Grand Guru
Collective Suicide
Grand Guru is into the one man band thing, but not by fashion nor by particular affinity for the genre, but much rather out of obligation. Indeed, who could play with him? His first album, " Collective Suicide ", is such a personal item that it could only arise out of one man only's tormented brain. Absolutely black, resolutely extremist, metallically chaotic, at the crossroads of experimental garage and industrial boogie, blues and psychotic Transylvanian noisy, this first Grand Guru opus is brought to the world, without an epidural, in form of birth of the monsters and nightmares that haunt our Rouen-based sorcerer. Each piece is a delivered polyptic table, freed from all academicism, and Grand Guru therefore allows himself every liberty in the musical setting of his singular universe: he juggles with the tempo, complexifies structures, juggles with harmonies according to his mental distortions.
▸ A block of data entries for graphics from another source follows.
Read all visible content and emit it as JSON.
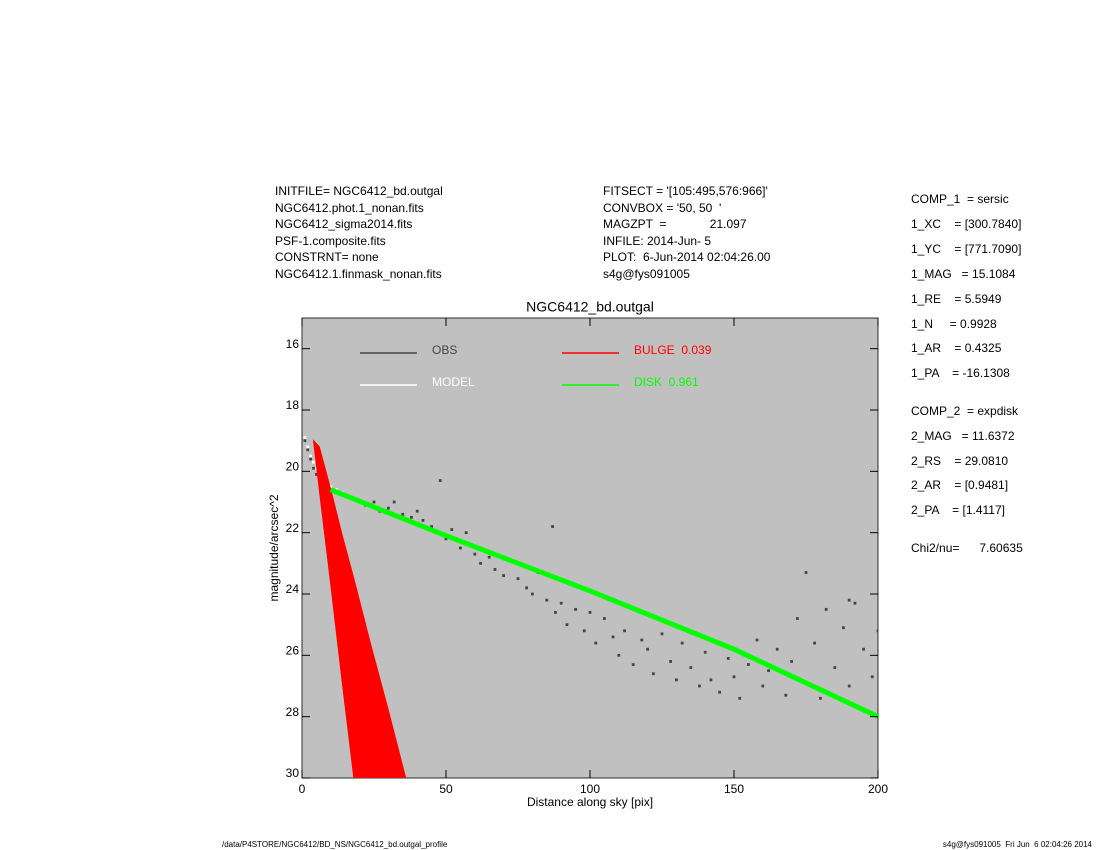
{
  "header": {
    "left": [
      "INITFILE= NGC6412_bd.outgal",
      "NGC6412.phot.1_nonan.fits",
      "NGC6412_sigma2014.fits",
      "PSF-1.composite.fits",
      "CONSTRNT= none",
      "NGC6412.1.finmask_nonan.fits"
    ],
    "middle": [
      "FITSECT = '[105:495,576:966]'",
      "CONVBOX = '50, 50  '",
      "MAGZPT  =             21.097",
      "INFILE: 2014-Jun- 5",
      "PLOT:  6-Jun-2014 02:04:26.00",
      "s4g@fys091005"
    ]
  },
  "params": [
    [
      "COMP_1  = sersic",
      "1_XC    = [300.7840]",
      "1_YC    = [771.7090]",
      "1_MAG   = 15.1084",
      "1_RE    = 5.5949",
      "1_N     = 0.9928",
      "1_AR    = 0.4325",
      "1_PA    = -16.1308"
    ],
    [
      "COMP_2  = expdisk",
      "2_MAG   = 11.6372",
      "2_RS    = 29.0810",
      "2_AR    = [0.9481]",
      "2_PA    = [1.4117]"
    ],
    [
      "Chi2/nu=      7.60635"
    ]
  ],
  "footer": {
    "left": "/data/P4STORE/NGC6412/BD_NS/NGC6412_bd.outgal_profile",
    "right": "s4g@fys091005  Fri Jun  6 02:04:26 2014"
  },
  "chart_data": {
    "type": "scatter",
    "title": "NGC6412_bd.outgal",
    "x_label": "Distance along sky [pix]",
    "y_label": "magnitude/arcsec^2",
    "xlim": [
      0,
      200
    ],
    "xticks": [
      0,
      50,
      100,
      150,
      200
    ],
    "ylim": [
      30,
      15
    ],
    "yticks": [
      16,
      18,
      20,
      22,
      24,
      26,
      28,
      30
    ],
    "background": "#c0c0c0",
    "series": [
      {
        "name": "OBS",
        "kind": "points",
        "color": "#444444",
        "x": [
          1,
          2,
          3,
          4,
          5,
          6,
          8,
          10,
          12,
          15,
          18,
          20,
          22,
          25,
          27,
          30,
          32,
          35,
          38,
          40,
          42,
          45,
          47,
          48,
          50,
          52,
          55,
          57,
          60,
          62,
          65,
          67,
          70,
          72,
          75,
          78,
          80,
          82,
          85,
          87,
          88,
          90,
          92,
          95,
          98,
          100,
          102,
          105,
          108,
          110,
          112,
          115,
          118,
          120,
          122,
          125,
          128,
          130,
          132,
          135,
          138,
          140,
          142,
          145,
          148,
          150,
          152,
          155,
          158,
          160,
          162,
          165,
          168,
          170,
          172,
          175,
          175,
          178,
          180,
          182,
          185,
          188,
          190,
          190,
          192,
          195,
          198,
          200
        ],
        "values": [
          19.0,
          19.3,
          19.6,
          19.9,
          20.1,
          20.2,
          20.4,
          20.6,
          20.7,
          20.8,
          20.9,
          21.0,
          21.1,
          21.0,
          21.3,
          21.2,
          21.0,
          21.4,
          21.5,
          21.3,
          21.6,
          21.8,
          22.0,
          20.3,
          22.2,
          21.9,
          22.5,
          22.0,
          22.7,
          23.0,
          22.8,
          23.2,
          23.4,
          22.9,
          23.5,
          23.8,
          24.0,
          23.3,
          24.2,
          21.8,
          24.6,
          24.3,
          25.0,
          24.5,
          25.2,
          24.6,
          25.6,
          24.8,
          25.4,
          26.0,
          25.2,
          26.3,
          25.5,
          25.8,
          26.6,
          25.3,
          26.2,
          26.8,
          25.6,
          26.4,
          27.0,
          25.9,
          26.8,
          27.2,
          26.1,
          26.7,
          27.4,
          26.3,
          25.5,
          27.0,
          26.5,
          25.8,
          27.3,
          26.2,
          24.8,
          26.9,
          23.3,
          25.6,
          27.4,
          24.5,
          26.4,
          25.1,
          27.0,
          24.2,
          24.3,
          25.8,
          26.7,
          25.2
        ]
      },
      {
        "name": "MODEL",
        "kind": "points",
        "color": "#ffffff",
        "x": [
          1,
          2,
          3,
          4,
          5,
          6,
          8,
          10,
          12,
          14
        ],
        "values": [
          18.9,
          19.2,
          19.5,
          19.7,
          19.9,
          20.0,
          20.3,
          20.5,
          20.6,
          20.7
        ]
      },
      {
        "name": "BULGE  0.039",
        "kind": "band",
        "color": "#ff0000",
        "x": [
          4,
          6,
          10,
          14,
          18,
          24,
          30,
          36
        ],
        "values": [
          19.0,
          19.2,
          20.6,
          22.1,
          23.5,
          25.7,
          27.8,
          30.0
        ],
        "lower_values": [
          19.0,
          20.6,
          23.7,
          26.9,
          30.0,
          30.0,
          30.0,
          30.0
        ]
      },
      {
        "name": "DISK  0.961",
        "kind": "line",
        "color": "#00ff00",
        "x": [
          10,
          50,
          100,
          150,
          200
        ],
        "values": [
          20.6,
          22.1,
          23.9,
          25.8,
          28.0
        ]
      }
    ]
  }
}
Always kinda trash, epileptic, even psychotic, our showman has achieved an impressive effort on this album's arrangements, all in tension, sometimes on the merge of territories haunted by Wipers' Greg Sage or even Birthday Party's Nick Cave, evoking as well the darkest moments of The Beasts of Bourbons. "Collective Suicide" is a surprising album in many ways, worthy of a black mass, of an ecstatic trance of a Voodoo ritual that will lead you to some obscure and unknown territories.